Engineering affinity agents for the detection of hemi-methylated CpG sites in DNA

B. E. Tam , K. Sung and H. D. Sikes *
Department of Chemical Engineering, Massachusetts Institute of Technology, 77 Massachusetts Avenue, Cambridge, MA 02139, USA. E-mail: sikes@mit.edu

Received 5th August 2016 , Accepted 23rd August 2016

First published on 7th September 2016


Abstract

Wild-type methyl-CpG-binding domain (MBD) proteins specifically bind symmetrically methylated DNA sequences, and assays have been developed that use these proteins for profiling DNA methylation. Here, we use directed evolution in the yeast surface display format to identify a new protein variant that binds hemi-methylated CpG dinucleotides.

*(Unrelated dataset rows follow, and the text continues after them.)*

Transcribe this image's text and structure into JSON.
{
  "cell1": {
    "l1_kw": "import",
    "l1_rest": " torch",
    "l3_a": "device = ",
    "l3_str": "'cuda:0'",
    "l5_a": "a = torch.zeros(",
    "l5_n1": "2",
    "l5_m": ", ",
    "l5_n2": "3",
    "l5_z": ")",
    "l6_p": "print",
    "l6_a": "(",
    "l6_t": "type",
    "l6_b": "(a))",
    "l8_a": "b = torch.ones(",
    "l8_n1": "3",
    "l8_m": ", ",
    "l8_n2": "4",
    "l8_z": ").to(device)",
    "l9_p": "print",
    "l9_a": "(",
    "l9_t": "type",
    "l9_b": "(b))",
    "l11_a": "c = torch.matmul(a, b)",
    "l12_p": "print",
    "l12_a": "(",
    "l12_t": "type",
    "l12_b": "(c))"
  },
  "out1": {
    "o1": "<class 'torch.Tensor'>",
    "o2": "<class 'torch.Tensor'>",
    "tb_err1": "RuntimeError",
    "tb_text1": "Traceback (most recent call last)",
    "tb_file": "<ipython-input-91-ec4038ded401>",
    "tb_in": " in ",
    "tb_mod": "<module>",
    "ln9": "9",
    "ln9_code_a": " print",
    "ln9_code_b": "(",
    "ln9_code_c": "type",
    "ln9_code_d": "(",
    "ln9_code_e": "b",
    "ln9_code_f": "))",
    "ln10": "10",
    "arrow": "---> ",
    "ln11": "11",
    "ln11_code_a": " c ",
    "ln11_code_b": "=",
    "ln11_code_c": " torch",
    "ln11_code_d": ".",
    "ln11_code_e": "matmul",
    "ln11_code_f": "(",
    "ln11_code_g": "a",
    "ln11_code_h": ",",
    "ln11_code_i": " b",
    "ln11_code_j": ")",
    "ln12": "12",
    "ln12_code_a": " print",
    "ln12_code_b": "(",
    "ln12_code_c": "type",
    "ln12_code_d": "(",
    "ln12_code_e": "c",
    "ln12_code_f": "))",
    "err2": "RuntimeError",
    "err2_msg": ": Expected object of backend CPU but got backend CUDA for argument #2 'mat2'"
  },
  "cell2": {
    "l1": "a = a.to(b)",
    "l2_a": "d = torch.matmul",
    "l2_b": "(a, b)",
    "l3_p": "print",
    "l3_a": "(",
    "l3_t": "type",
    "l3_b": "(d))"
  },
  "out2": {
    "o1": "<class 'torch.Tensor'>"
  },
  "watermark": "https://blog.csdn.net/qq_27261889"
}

Design, System, Application

Directed evolution is a valuable technique for developing proteins with desirable catalytic or binding properties. Used in conjunction with a yeast surface display platform, a large number of proteins with random mutations can be quickly screened to select those with the desired properties. Here, a protein that binds to hemi-methylated DNA with high affinity and excellent specificity with respect to unmethylated DNA is desired. Current affinity agent-based methylation detection assays require symmetrically methylated DNA sequences for a positive readout. With a protein that binds hemi-methylated DNA, we can alter these assays to, instead, use a simple, unmethylated DNA probe to capture a DNA sequence of interest and profile its methylation status. This allows for the development of simpler, less expensive assays that can more easily be developed into clinical methylation tests to aid in the detection and treatment of several types of cancers.

Introduction

DNA methylation patterns, and predominantly the methylation of cytosine bases in CpG dinucleotides, have a strong correlation with numerous cancer subtypes. Currently, CpG methylation of the MGMT gene promoter is used to guide treatment decisions for patients with glioblastoma,1 and MLH1 promoter methylation is used to determine whether patients with certain types of colorectal cancer have a sporadic or familial form of the disease.2–4 The utility of promoter methylation as a biomarker for cancer diagnostics is demonstrated by the commercially available tests Cologuard® and Epi ProColon® for colorectal cancer screening.5–7 While there are only a few gene promoters that are routinely evaluated for methylation at this time,8,9 studies have shown tumor-associated promoter methylation of more than 45 genes in various types of cancers.10

Current clinical methylation detection assays involve bisulfite conversion of unmethylated cytosines to uracil while leaving the methylated cytosines unchanged, producing modified DNA sequences that can be distinguished by sequencing or PCR.9,11 Such methods have numerous drawbacks. For example, large quantities of DNA are required because 90% can be degraded during the conversion step, and without careful optimization and control of the reaction conditions, false positives and negatives are common.12,13 One of the methods proposed to eliminate the need for bisulfite treatment is to use an affinity agent, such as a methyl-CpG binding domain protein (MBD), to detect methylation of cytosine bases. Such affinity agents are commonly used in assays such as MethylCap-Seq, where genomic DNA is enriched for fragments containing methylated cytosines and then sequenced to identify the methylated regions.14 In addition, several assays based on DNA microarrays have been developed to profile methylation patterns of sequences of interest.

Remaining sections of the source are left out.